We had a strong colts team, and about three or four of us school mates went up into the first team together and had the time of our lives. It was a great place to be, like a family, yet we used to play in the Premiership. I know you’d see lads in Richmond and they’d go to The Sun for a beer and have a night together, but you never got the impression they were mates like we were. They wouldn’t ring each other the next day after the game to see if they were going up the club for a pint. That’s what we did, every Sunday we’d all be at the club cracking on about the day before.

In the early years we had very little outside help – until a local scrap metal merchant got three players over from New Zealand: the Whetton twins, Gary and Alan, and a really good fly-half called David Stead. Gary was already an All Black and Alan was on the fringes. It was massive for us and the touch paper as to what was to come really: West Hartlepool becoming a powerhouse of northern rugby.

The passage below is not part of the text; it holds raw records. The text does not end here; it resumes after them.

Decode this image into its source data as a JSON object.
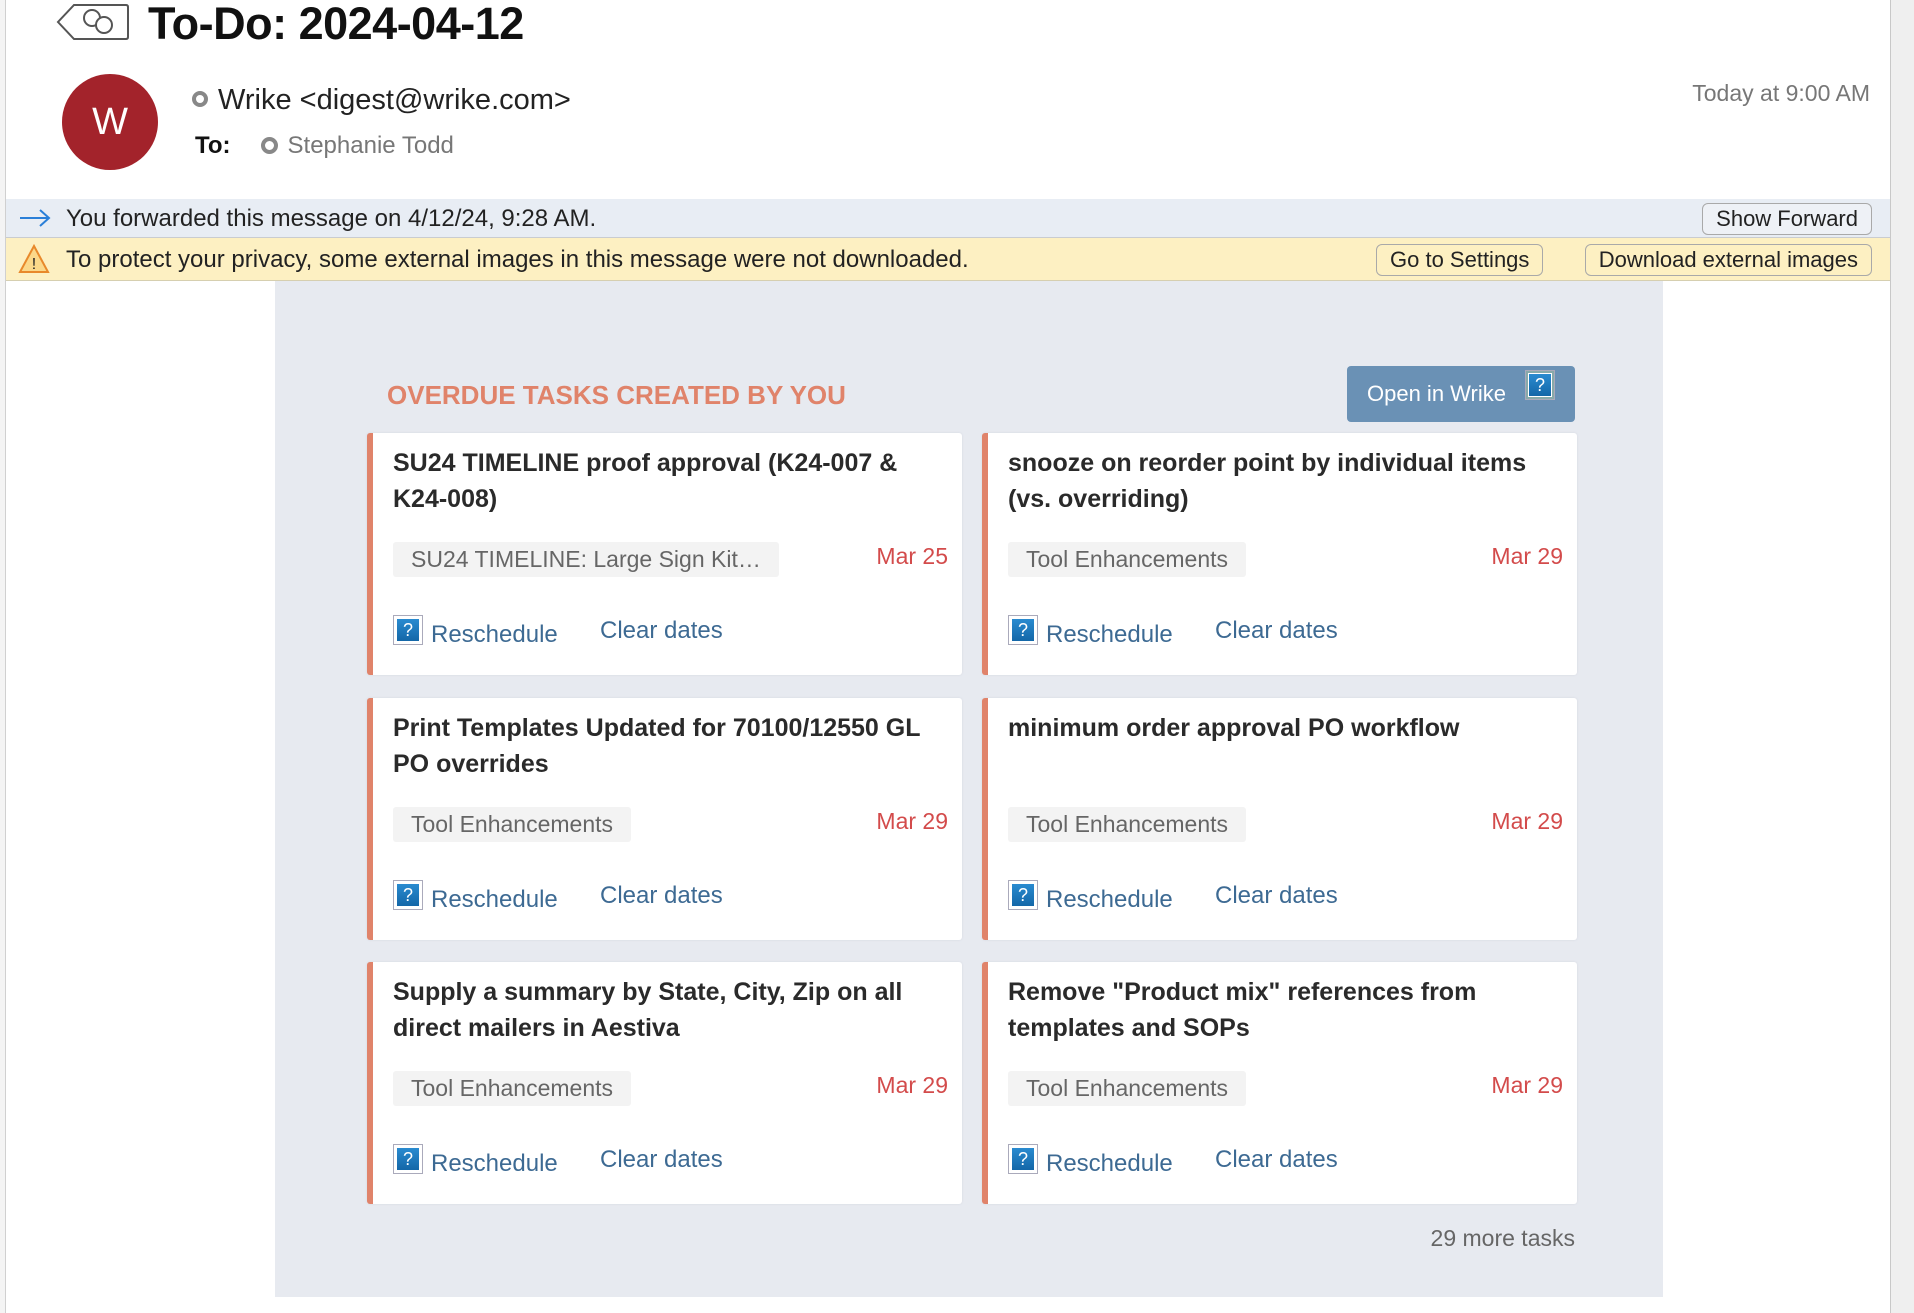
{
  "email": {
    "subject": "To-Do: 2024-04-12",
    "avatar_letter": "W",
    "sender": "Wrike <digest@wrike.com>",
    "to_label": "To:",
    "recipient": "Stephanie Todd",
    "timestamp": "Today at 9:00 AM"
  },
  "forward_bar": {
    "text": "You forwarded this message on 4/12/24, 9:28 AM.",
    "button": "Show Forward"
  },
  "privacy_bar": {
    "text": "To protect your privacy, some external images in this message were not downloaded.",
    "settings_button": "Go to Settings",
    "download_button": "Download external images"
  },
  "digest": {
    "heading": "OVERDUE TASKS CREATED BY YOU",
    "open_button": "Open in Wrike",
    "reschedule_label": "Reschedule",
    "clear_label": "Clear dates",
    "more_tasks": "29 more tasks",
    "tasks": [
      {
        "title": "SU24 TIMELINE proof approval (K24-007 & K24-008)",
        "tag": "SU24 TIMELINE: Large Sign Kit…",
        "date": "Mar 25"
      },
      {
        "title": "snooze on reorder point by individual items (vs. overriding)",
        "tag": "Tool Enhancements",
        "date": "Mar 29"
      },
      {
        "title": "Print Templates Updated for 70100/12550 GL PO overrides",
        "tag": "Tool Enhancements",
        "date": "Mar 29"
      },
      {
        "title": "minimum order approval PO workflow",
        "tag": "Tool Enhancements",
        "date": "Mar 29"
      },
      {
        "title": "Supply a summary by State, City, Zip on all direct mailers in Aestiva",
        "tag": "Tool Enhancements",
        "date": "Mar 29"
      },
      {
        "title": "Remove \"Product mix\" references from templates and SOPs",
        "tag": "Tool Enhancements",
        "date": "Mar 29"
      }
    ]
  },
  "colors": {
    "accent": "#e0836a",
    "date": "#d34b4b",
    "link": "#3d6a93",
    "avatar": "#a3232b",
    "button": "#6a91b5"
  }
}
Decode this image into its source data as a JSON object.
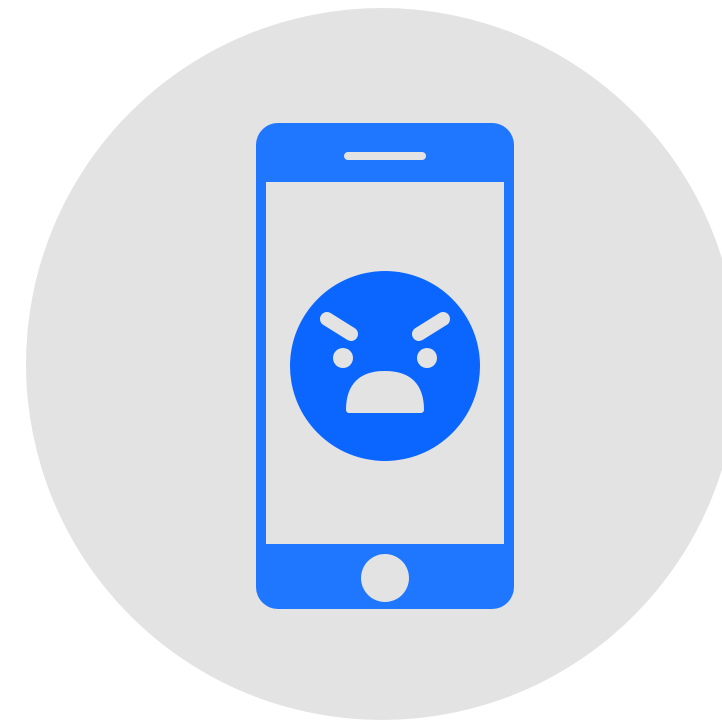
{
  "illustration": {
    "icon": "angry-face-smartphone-icon",
    "colors": {
      "background": "#ffffff",
      "circle": "#e3e3e3",
      "phone": "#1f77ff",
      "screen": "#e3e3e3",
      "emoji_face": "#0a66ff",
      "emoji_features": "#e3e3e3"
    }
  }
}
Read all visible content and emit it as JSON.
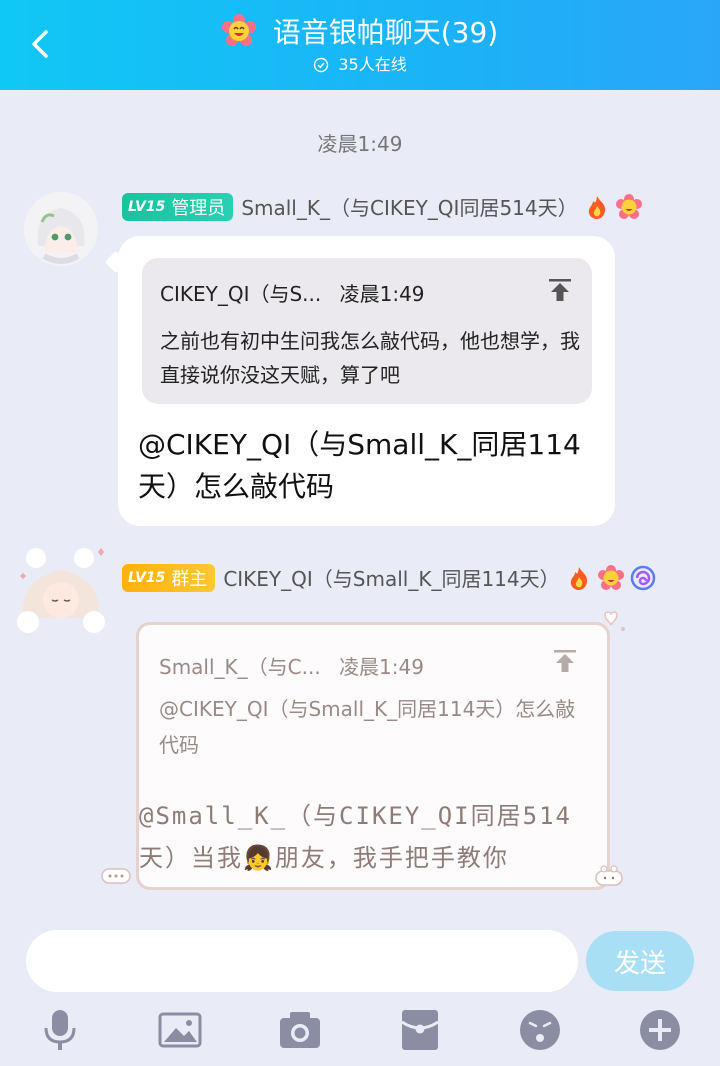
{
  "header": {
    "title": "语音银帕聊天(39)",
    "online": "35人在线"
  },
  "time_divider": "凌晨1:49",
  "messages": [
    {
      "badge_level": "LV15",
      "badge_role": "管理员",
      "sender": "Small_K_（与CIKEY_QI同居514天）",
      "quote": {
        "author": "CIKEY_QI（与S...",
        "time": "凌晨1:49",
        "text": "之前也有初中生问我怎么敲代码，他也想学，我直接说你没这天赋，算了吧"
      },
      "text": "@CIKEY_QI（与Small_K_同居114天）怎么敲代码"
    },
    {
      "badge_level": "LV15",
      "badge_role": "群主",
      "sender": "CIKEY_QI（与Small_K_同居114天）",
      "quote": {
        "author": "Small_K_（与C...",
        "time": "凌晨1:49",
        "text": "@CIKEY_QI（与Small_K_同居114天）怎么敲代码"
      },
      "text": "@Small_K_（与CIKEY_QI同居514天）当我👧朋友，我手把手教你"
    }
  ],
  "input": {
    "placeholder": ""
  },
  "send_label": "发送",
  "colors": {
    "header_start": "#10c8f5",
    "header_end": "#2aa6f8",
    "background": "#e9ebf6",
    "admin_badge": "#19c39e",
    "owner_badge": "#ffb10a",
    "send_button": "#a9dff5"
  },
  "toolbar_icons": [
    "microphone-icon",
    "image-icon",
    "camera-icon",
    "red-packet-icon",
    "emoji-icon",
    "plus-icon"
  ]
}
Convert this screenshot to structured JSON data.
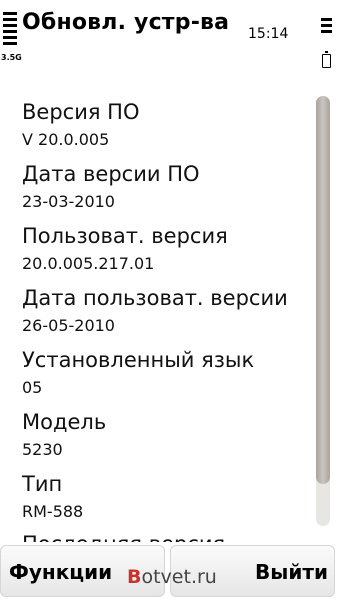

After Steady left, I got into the first team on a regular basis and we won the Northern Merit table. However, when the leagues started in 1987 they put us in Division 3. We won Division 3, won Division 2, and then won Division 1. Because rugby in the North East had become so big there would be a fair bit of coverage on a local TV sports magazine show called The Back Page. Me mam used to record them all and there was this particular game I always remember. We were first and Newcastle were second and both of us were beating everyone and there must have been about 7-8,000 people at the game. We won and we had something like three games to go and we only needed a point, so we were up.